In July, he announced that nearly one million borrowers would have $39 billion of student debt forgiven through a generous recalculation of the payment period for income-driven repayment (IDR) plans, which allow borrowers to pay only 10% of their earnings to their debt and then have their balances forgiven after 20 years.

How did Biden come up with this recalculation to forgive so much debt? By allowing borrowers to count the period when payments were in forbearance or deferment toward their IDR payment period.

In what world does a suspended payment count as servicing a loan? By this logic, I should be able to skip a few mortgage payments and still have my house paid off after my original 30-year mortgage term is complete. On behalf of the Cato Institute and the Mackinac Center for Public Policy, the New Civil Liberties Alliance filed a lawsuit to block this forgiveness from taking effect.

Biden is also advancing another student loan bailout program by dramatically expanding the IDR program itself. Under the terms of his so-called SAVE plan, borrowers who make less than 225% of the federal poverty line (about $30,800 for an individual or $67,500 for a family) will face monthly payments of zero dollars then have their loan balances canceled in as few as 10 years. More than one million borrowers will see their student debt forgiven under this plan.

While different in style, this bailout plan has little difference in substance from the student loan bailout program the Supreme Court struck down. According to the University of Pennsylvania, this plan would cost $475 billion, even more than Biden’s original plan. Adding insult, the SAVE program allows higher earners to make de minimus monthly payments of merely 5% of their incomes above 225% of the poverty line before their remaining balances are forgiven.

Biden is also ignoring the will of Congress, which has considered but failed to pass student debt relief. In its recent debt-ceiling deal, Congress required student loan payments to resume in September.

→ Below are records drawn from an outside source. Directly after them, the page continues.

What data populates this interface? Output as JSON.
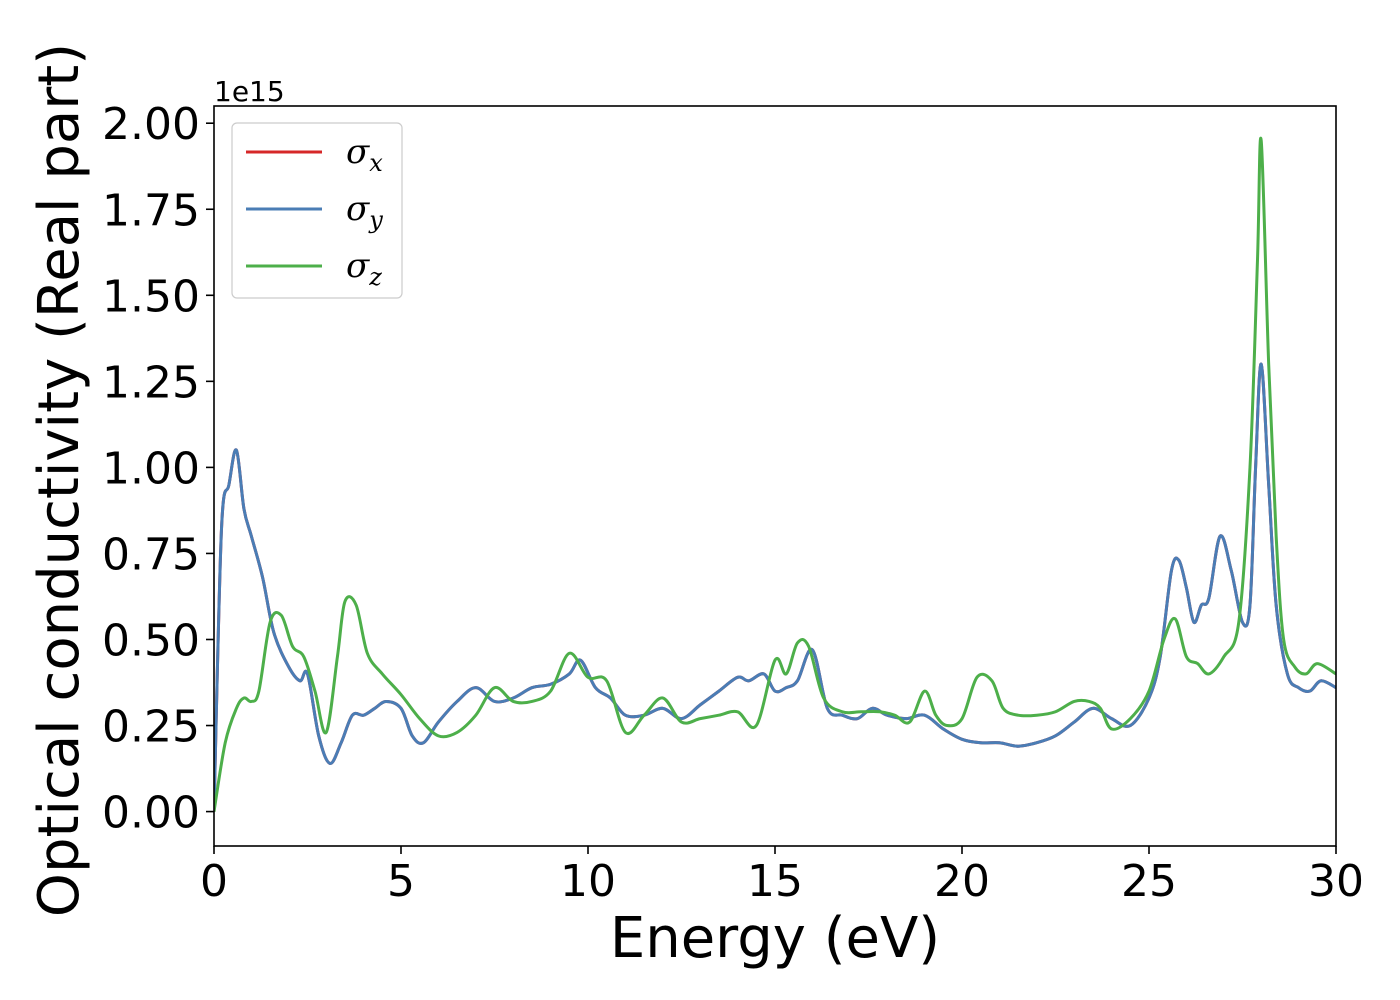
{
  "chart_data": {
    "type": "line",
    "xlabel": "Energy (eV)",
    "ylabel": "Optical conductivity (Real part)",
    "y_offset_label": "1e15",
    "y_scale": 1000000000000000.0,
    "xlim": [
      0,
      30
    ],
    "ylim": [
      -0.1,
      2.05
    ],
    "x_ticks": [
      0,
      5,
      10,
      15,
      20,
      25,
      30
    ],
    "x_tick_labels": [
      "0",
      "5",
      "10",
      "15",
      "20",
      "25",
      "30"
    ],
    "y_ticks": [
      0.0,
      0.25,
      0.5,
      0.75,
      1.0,
      1.25,
      1.5,
      1.75,
      2.0
    ],
    "y_tick_labels": [
      "0.00",
      "0.25",
      "0.50",
      "0.75",
      "1.00",
      "1.25",
      "1.50",
      "1.75",
      "2.00"
    ],
    "grid": false,
    "legend_position": "top-left",
    "series": [
      {
        "name": "σ",
        "subscript": "x",
        "color": "#d62728",
        "x": [
          0,
          0.2,
          0.4,
          0.6,
          0.8,
          1.0,
          1.3,
          1.6,
          2.0,
          2.3,
          2.5,
          2.8,
          3.1,
          3.4,
          3.7,
          4.0,
          4.3,
          4.6,
          5.0,
          5.3,
          5.6,
          6.0,
          6.5,
          7.0,
          7.5,
          8.0,
          8.5,
          9.0,
          9.5,
          9.8,
          10.2,
          10.6,
          11.0,
          11.5,
          12.0,
          12.5,
          13.0,
          13.5,
          14.0,
          14.3,
          14.7,
          15.0,
          15.3,
          15.6,
          16.0,
          16.4,
          16.8,
          17.2,
          17.6,
          18.0,
          18.5,
          19.0,
          19.5,
          20.0,
          20.5,
          21.0,
          21.5,
          22.0,
          22.5,
          23.0,
          23.5,
          24.0,
          24.5,
          25.0,
          25.3,
          25.6,
          25.8,
          26.0,
          26.2,
          26.4,
          26.6,
          26.9,
          27.2,
          27.5,
          27.7,
          27.85,
          28.0,
          28.2,
          28.4,
          28.7,
          29.0,
          29.3,
          29.6,
          30.0
        ],
        "values": [
          0.0,
          0.82,
          0.95,
          1.05,
          0.88,
          0.8,
          0.68,
          0.52,
          0.42,
          0.38,
          0.4,
          0.22,
          0.14,
          0.2,
          0.28,
          0.28,
          0.3,
          0.32,
          0.3,
          0.22,
          0.2,
          0.26,
          0.32,
          0.36,
          0.32,
          0.33,
          0.36,
          0.37,
          0.4,
          0.44,
          0.36,
          0.33,
          0.28,
          0.28,
          0.3,
          0.27,
          0.31,
          0.35,
          0.39,
          0.38,
          0.4,
          0.35,
          0.36,
          0.38,
          0.47,
          0.3,
          0.28,
          0.27,
          0.3,
          0.28,
          0.27,
          0.28,
          0.24,
          0.21,
          0.2,
          0.2,
          0.19,
          0.2,
          0.22,
          0.26,
          0.3,
          0.27,
          0.25,
          0.33,
          0.45,
          0.7,
          0.73,
          0.65,
          0.55,
          0.6,
          0.62,
          0.8,
          0.7,
          0.55,
          0.6,
          1.0,
          1.3,
          0.95,
          0.6,
          0.4,
          0.36,
          0.35,
          0.38,
          0.36
        ]
      },
      {
        "name": "σ",
        "subscript": "y",
        "color": "#4a7db5",
        "x": [
          0,
          0.2,
          0.4,
          0.6,
          0.8,
          1.0,
          1.3,
          1.6,
          2.0,
          2.3,
          2.5,
          2.8,
          3.1,
          3.4,
          3.7,
          4.0,
          4.3,
          4.6,
          5.0,
          5.3,
          5.6,
          6.0,
          6.5,
          7.0,
          7.5,
          8.0,
          8.5,
          9.0,
          9.5,
          9.8,
          10.2,
          10.6,
          11.0,
          11.5,
          12.0,
          12.5,
          13.0,
          13.5,
          14.0,
          14.3,
          14.7,
          15.0,
          15.3,
          15.6,
          16.0,
          16.4,
          16.8,
          17.2,
          17.6,
          18.0,
          18.5,
          19.0,
          19.5,
          20.0,
          20.5,
          21.0,
          21.5,
          22.0,
          22.5,
          23.0,
          23.5,
          24.0,
          24.5,
          25.0,
          25.3,
          25.6,
          25.8,
          26.0,
          26.2,
          26.4,
          26.6,
          26.9,
          27.2,
          27.5,
          27.7,
          27.85,
          28.0,
          28.2,
          28.4,
          28.7,
          29.0,
          29.3,
          29.6,
          30.0
        ],
        "values": [
          0.0,
          0.82,
          0.95,
          1.05,
          0.88,
          0.8,
          0.68,
          0.52,
          0.42,
          0.38,
          0.4,
          0.22,
          0.14,
          0.2,
          0.28,
          0.28,
          0.3,
          0.32,
          0.3,
          0.22,
          0.2,
          0.26,
          0.32,
          0.36,
          0.32,
          0.33,
          0.36,
          0.37,
          0.4,
          0.44,
          0.36,
          0.33,
          0.28,
          0.28,
          0.3,
          0.27,
          0.31,
          0.35,
          0.39,
          0.38,
          0.4,
          0.35,
          0.36,
          0.38,
          0.47,
          0.3,
          0.28,
          0.27,
          0.3,
          0.28,
          0.27,
          0.28,
          0.24,
          0.21,
          0.2,
          0.2,
          0.19,
          0.2,
          0.22,
          0.26,
          0.3,
          0.27,
          0.25,
          0.33,
          0.45,
          0.7,
          0.73,
          0.65,
          0.55,
          0.6,
          0.62,
          0.8,
          0.7,
          0.55,
          0.6,
          1.0,
          1.3,
          0.95,
          0.6,
          0.4,
          0.36,
          0.35,
          0.38,
          0.36
        ]
      },
      {
        "name": "σ",
        "subscript": "z",
        "color": "#4daf4a",
        "x": [
          0,
          0.3,
          0.6,
          0.8,
          1.0,
          1.2,
          1.5,
          1.8,
          2.1,
          2.4,
          2.7,
          3.0,
          3.3,
          3.5,
          3.8,
          4.1,
          4.5,
          5.0,
          5.5,
          6.0,
          6.5,
          7.0,
          7.5,
          8.0,
          8.5,
          9.0,
          9.5,
          10.0,
          10.5,
          11.0,
          11.5,
          12.0,
          12.5,
          13.0,
          13.5,
          14.0,
          14.5,
          15.0,
          15.3,
          15.6,
          15.9,
          16.3,
          16.8,
          17.3,
          17.8,
          18.2,
          18.6,
          19.0,
          19.3,
          19.6,
          20.0,
          20.4,
          20.8,
          21.1,
          21.5,
          22.0,
          22.5,
          23.0,
          23.4,
          23.7,
          24.0,
          24.5,
          25.0,
          25.4,
          25.7,
          26.0,
          26.3,
          26.6,
          27.0,
          27.4,
          27.7,
          27.9,
          28.0,
          28.2,
          28.4,
          28.6,
          28.9,
          29.2,
          29.5,
          30.0
        ],
        "values": [
          0.0,
          0.2,
          0.3,
          0.33,
          0.32,
          0.35,
          0.55,
          0.57,
          0.48,
          0.45,
          0.35,
          0.23,
          0.45,
          0.61,
          0.6,
          0.46,
          0.4,
          0.34,
          0.27,
          0.22,
          0.23,
          0.28,
          0.36,
          0.32,
          0.32,
          0.35,
          0.46,
          0.39,
          0.38,
          0.23,
          0.28,
          0.33,
          0.26,
          0.27,
          0.28,
          0.29,
          0.25,
          0.44,
          0.4,
          0.49,
          0.48,
          0.33,
          0.29,
          0.29,
          0.29,
          0.28,
          0.26,
          0.35,
          0.28,
          0.25,
          0.27,
          0.39,
          0.38,
          0.3,
          0.28,
          0.28,
          0.29,
          0.32,
          0.32,
          0.3,
          0.24,
          0.27,
          0.35,
          0.5,
          0.56,
          0.45,
          0.43,
          0.4,
          0.45,
          0.55,
          1.0,
          1.6,
          1.95,
          1.3,
          0.8,
          0.5,
          0.42,
          0.4,
          0.43,
          0.4
        ]
      }
    ]
  }
}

Yet in breach of this legislation, Biden subsequently announced a one-year repayment grace period where missed payments will not count against borrowers’ credit scores or risk putting them in default. Sen. Bill Cassidy, R-La., called this administrative grace “a direct violation” of this legislation Congress passed and Biden signed into law.

Biden’s student loan forgiveness actions are not only executive overreach but also bad policy. They fail to address — and, in fact, exacerbate — the underlying reason for the college debt crisis: unaccountable colleges that overcharge students. By transferring college debt from students to taxpayers, Biden gives colleges a blank check to continue rapidly raising tuition.

A new Wall Street Journal report shows how colleges have engaged in a decades-long spending binge, including billions of dollars on five-star amenities, and passed the costs along to students in massive tuition hikes. To meaningfully fix the debt crisis, colleges must be held accountable for their role in causing it.

Finally, Biden plans to announce another broad debt forgiveness plan in the coming months under a different presumed legal authority. While the details of his bailout plan may change, the program will still be executive overreach that violates the Supreme Court’s ruling and Congress’ will. His lawlessness threatens the American institution of divided government.